The last few workshops I have participated in as instructor/facilitator/coach here locally in Sylva and Franklin were so much fun. I am always exhausted after two intense days of trying to pour everything I know about traditional watercolor techniques out onto the eager students.

Workshops are intense.  I feel compelled to share everything I know and as much as I have heard secondhand about how to use watercolor.  The way I use watercolor on 140 pound cold press paper is only one way to use the medium.

There is dry brush and pouring and charging and well you get the idea.

I use it another way too – on plate surfaces and I have yet to try and teach anyone about that because I am still trying to figure that out!   That is the work that I have in galleries now.   It is something I invented and am still inventing.

But you have to start somewhere.  

The best place to start however, is to draw.  Draw and draw all the time.  Look at things around you and draw them.  Draw your hand and your feet, the lamps and the tables, the cups, the plates, the stove, the dog, the cat. Draw until you feel your eye moving in sync with your hand.  Do line drawings and contour drawings and perspective.  Learn shading, hatching, stippling and then do it again.

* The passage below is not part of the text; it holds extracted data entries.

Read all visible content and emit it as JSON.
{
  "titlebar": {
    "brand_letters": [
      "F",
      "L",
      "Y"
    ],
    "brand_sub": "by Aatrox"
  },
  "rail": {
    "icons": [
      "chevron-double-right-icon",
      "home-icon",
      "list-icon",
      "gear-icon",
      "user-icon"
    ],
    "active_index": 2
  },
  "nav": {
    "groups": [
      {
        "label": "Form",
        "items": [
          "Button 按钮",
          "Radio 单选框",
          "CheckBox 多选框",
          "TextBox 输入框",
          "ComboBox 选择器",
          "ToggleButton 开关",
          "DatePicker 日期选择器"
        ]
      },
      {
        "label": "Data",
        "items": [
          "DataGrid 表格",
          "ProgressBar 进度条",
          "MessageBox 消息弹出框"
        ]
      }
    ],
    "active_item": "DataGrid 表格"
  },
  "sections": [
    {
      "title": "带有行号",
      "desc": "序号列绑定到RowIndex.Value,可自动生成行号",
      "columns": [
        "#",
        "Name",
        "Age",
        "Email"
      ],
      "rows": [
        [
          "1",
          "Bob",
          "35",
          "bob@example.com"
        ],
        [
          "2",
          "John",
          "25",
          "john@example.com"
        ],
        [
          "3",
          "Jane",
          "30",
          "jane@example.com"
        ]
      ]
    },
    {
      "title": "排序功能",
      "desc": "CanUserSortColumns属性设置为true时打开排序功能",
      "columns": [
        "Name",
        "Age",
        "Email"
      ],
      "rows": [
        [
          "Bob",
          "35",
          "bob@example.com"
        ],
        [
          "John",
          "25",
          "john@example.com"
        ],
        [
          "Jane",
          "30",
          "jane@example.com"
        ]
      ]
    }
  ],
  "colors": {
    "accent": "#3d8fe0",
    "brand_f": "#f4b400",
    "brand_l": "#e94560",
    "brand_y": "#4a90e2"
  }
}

Once you learn to see shape and relationships between shapes and the negative shapes between them start looking at color.  Look at the colors in shadow and full light.   Look at the light as it bounces and where it goes and if it becomes cool or warm.  

You have your work cut out for you.   Fill up sketch book after sketch book or get you an iPad and iPencil and a drawing program and fill it up file after file. I dare you.   

And if you want – come paint with me.   I promise to give you everything I’ve got.    You may find out at the end that this is simply something you don’t want to take much time doing.    And that is okay.   But you’ll never know unless you try.